Talk in English - US at SunshinePHP 2015
Track Name:
Breakout 1
Short URL: https://joind.in/talk/0ca1b
(QR-Code (opens in new window))
Machine Learning: Or How To Build SkyNet On Your Lunch Break
Comments
Comments are closed.
Good introduction to Machine Learning.
Would be awesome to add more real life scenarios / examples.
Really great introduction to machine learning. Kayla did a very good job of showing enough info to get you excited about machine learning without losing you in the complexity.
Really good talk; Kayla was able to use enough real terminology to keep people who are comfortable with math interested and gave the audience a good jumping off point to investigate further.
I imagine once she has more examples and experiences from her project starting this year this talk will be even more useful as a practical example of applying machine learning to a real world problem and how to actually approach the problem.
Overall one of my favourite talks of the conference.
Very informative intro to machine learning. And the "I'm Blue" playing at the end was a nice touch.
Good talk but I think it could have *really* benefitted from some code samples or demos (or even some math). I know the speaker purposely left that out in order to avoid scaring anybody off, but a deeper understanding of Machine Learning (and the samples / algorithms behind it) is actually what I came hoping to find.

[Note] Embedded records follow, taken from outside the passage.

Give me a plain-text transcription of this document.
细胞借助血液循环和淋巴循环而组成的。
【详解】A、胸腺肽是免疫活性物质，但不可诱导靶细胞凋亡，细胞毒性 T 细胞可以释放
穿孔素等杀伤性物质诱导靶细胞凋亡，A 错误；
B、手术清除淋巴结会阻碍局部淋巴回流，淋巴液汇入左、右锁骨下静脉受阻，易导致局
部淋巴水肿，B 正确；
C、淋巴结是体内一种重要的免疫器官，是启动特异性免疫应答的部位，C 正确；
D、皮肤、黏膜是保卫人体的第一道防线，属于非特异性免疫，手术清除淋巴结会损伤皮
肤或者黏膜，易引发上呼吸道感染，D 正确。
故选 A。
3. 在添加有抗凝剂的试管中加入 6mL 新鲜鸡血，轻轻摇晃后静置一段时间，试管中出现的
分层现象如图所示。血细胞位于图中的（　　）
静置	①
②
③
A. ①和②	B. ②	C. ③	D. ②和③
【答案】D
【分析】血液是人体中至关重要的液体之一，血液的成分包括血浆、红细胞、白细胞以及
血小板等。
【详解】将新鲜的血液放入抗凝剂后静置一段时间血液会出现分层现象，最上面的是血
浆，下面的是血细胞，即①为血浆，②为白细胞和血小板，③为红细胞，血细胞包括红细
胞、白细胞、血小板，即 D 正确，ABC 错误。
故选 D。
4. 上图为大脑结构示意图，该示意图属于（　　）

It's a very hard topic to talk about in a talk and also in just 50 minutes.
Maybe some code samples will help people to find this talk more useful.
Really excellent talk. Kayla has a way of making difficult topics feel accessible, and that she's like, one of us and reporting her findings to us. In a way, that's what a conference should be - professionals reporting on the results of their striving in our shared profession. Only thing to change would be to add some specific examples of code and/or the math involved. Even if it's in Ruby!
Nice overview of a difficult subject.
Excellent beginner's overview. The talk was finished very early; while recognizing that every machine learning problem is unique, the speaker could have taken more time presenting examples and insights. She said she is attempting a php implementation next year, so I think this would be a better talk for a future conference.
Really was hoping for something technical here, some sample code, maybe pointing in the direction of some open source tools for doing machine learning in PHP, or even calling R from PHP... but, nothing. Basically it sounds like the speaker wanted to get into this but just didn't get very far, other than providing a history lesson on regression analysis.
I do hope she is successful in building or finding some kind of library or tool for this kind of stuff and presenting it in the future.